There "have been attempts, of course," he says, "but I want to push that further." If it is a triumph, "Waterfalls" could prompt tourists – and hardened New Yorkers – to reengage with one of the world's most iconic skylines.
"Waterfalls" also ushers in deeper questions about the role of public art in urban life. Apart from the inevitable flood of media attention, how do we judge whether a public project has been successful? The ultimate test, experts say, may be a work's ability to forge connections – by reaching out to its viewers and engaging them in their environment.
Historically, public art has forced "you to reconsider your relationship to that site. It shocks you out of your complacency," says Noah Chasin, assistant professor of Art History at Bard College in Annandale-on-Hudson, N.Y.

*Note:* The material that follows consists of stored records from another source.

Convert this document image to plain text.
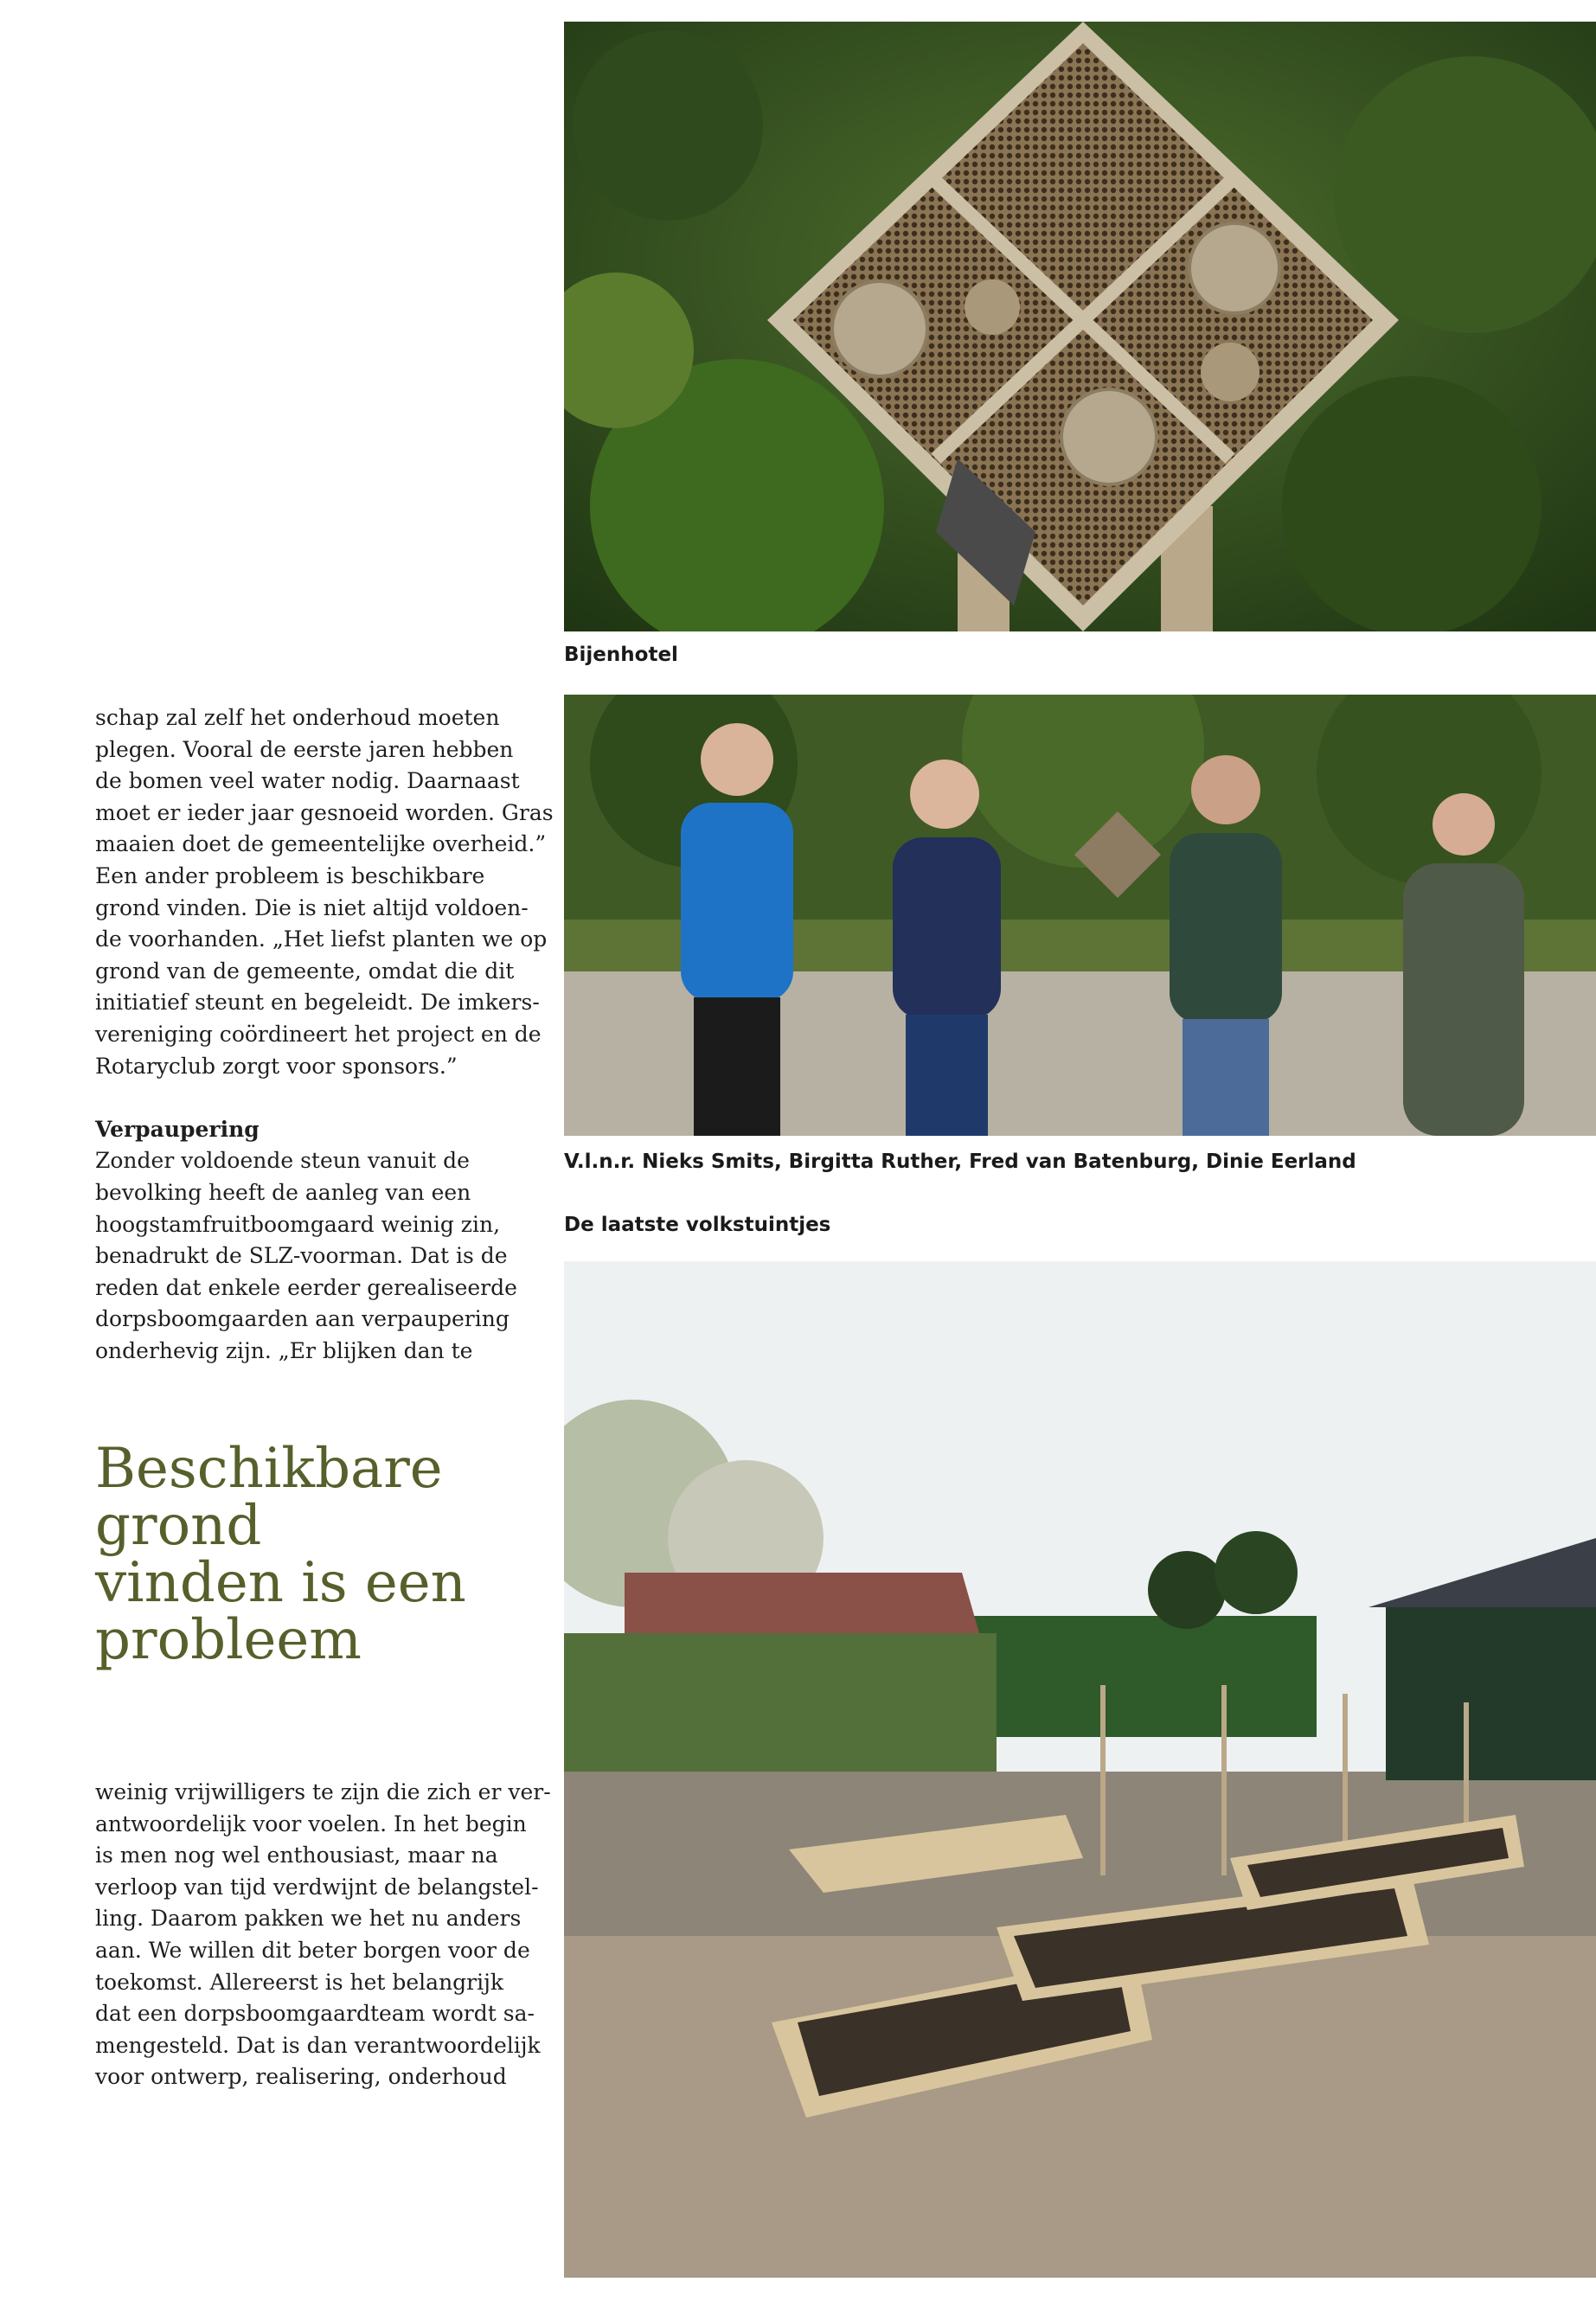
Bijenhotel
V.l.n.r. Nieks Smits, Birgitta Ruther, Fred van Batenburg, Dinie Eerland
De laatste volkstuintjes
schap zal zelf het onderhoud moeten
plegen. Vooral de eerste jaren hebben
de bomen veel water nodig. Daarnaast
moet er ieder jaar gesnoeid worden. Gras
maaien doet de gemeentelijke overheid.”
Een ander probleem is beschikbare
grond vinden. Die is niet altijd voldoen-
de voorhanden. „Het liefst planten we op
grond van de gemeente, omdat die dit
initiatief steunt en begeleidt. De imkers-
vereniging coördineert het project en de
Rotaryclub zorgt voor sponsors.”
Verpaupering
Zonder voldoende steun vanuit de
bevolking heeft de aanleg van een
hoogstamfruitboomgaard weinig zin,
benadrukt de SLZ-voorman. Dat is de
reden dat enkele eerder gerealiseerde
dorpsboomgaarden aan verpaupering
onderhevig zijn. „Er blijken dan te
Beschikbare
grond
vinden is een
probleem
weinig vrijwilligers te zijn die zich er ver-
antwoordelijk voor voelen. In het begin
is men nog wel enthousiast, maar na
verloop van tijd verdwijnt de belangstel-
ling. Daarom pakken we het nu anders
aan. We willen dit beter borgen voor de
toekomst. Allereerst is het belangrijk
dat een dorpsboomgaardteam wordt sa-
mengesteld. Dat is dan verantwoordelijk
voor ontwerp, realisering, onderhoud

Rochelle Steiner, director of New York's Public Art Fund, a major backer of "Waterfalls," hopes Eliasson's project has precisely that effect: "People will think about the city, the East River, and nature – particularly water as a natural resource – differently after having seen them."
Eliasson likes to tweak perceptions on a large scale. His best-known work, a 2004 installation at London's Tate Modern titled "The Weather Project," toyed with the illusory power of artificial light. Ms. Steiner, who is also the curator of "Waterfalls," describes it as "an insertion of 'nature' into the urban conditions of the city."
For a city, of course, success is often gauged in more tangible terms: Public-art projects can generate an incredible amount of community revenue.
In 2005, for instance, the European artists Christo and Jeanne-Claude erected more than 7,500 saffron-colored nylon banners across Central Park for two weeks. According to Kate Levin, commissioner at New York's Department of Cultural Affairs, "The Gates" generated approximately $254 million.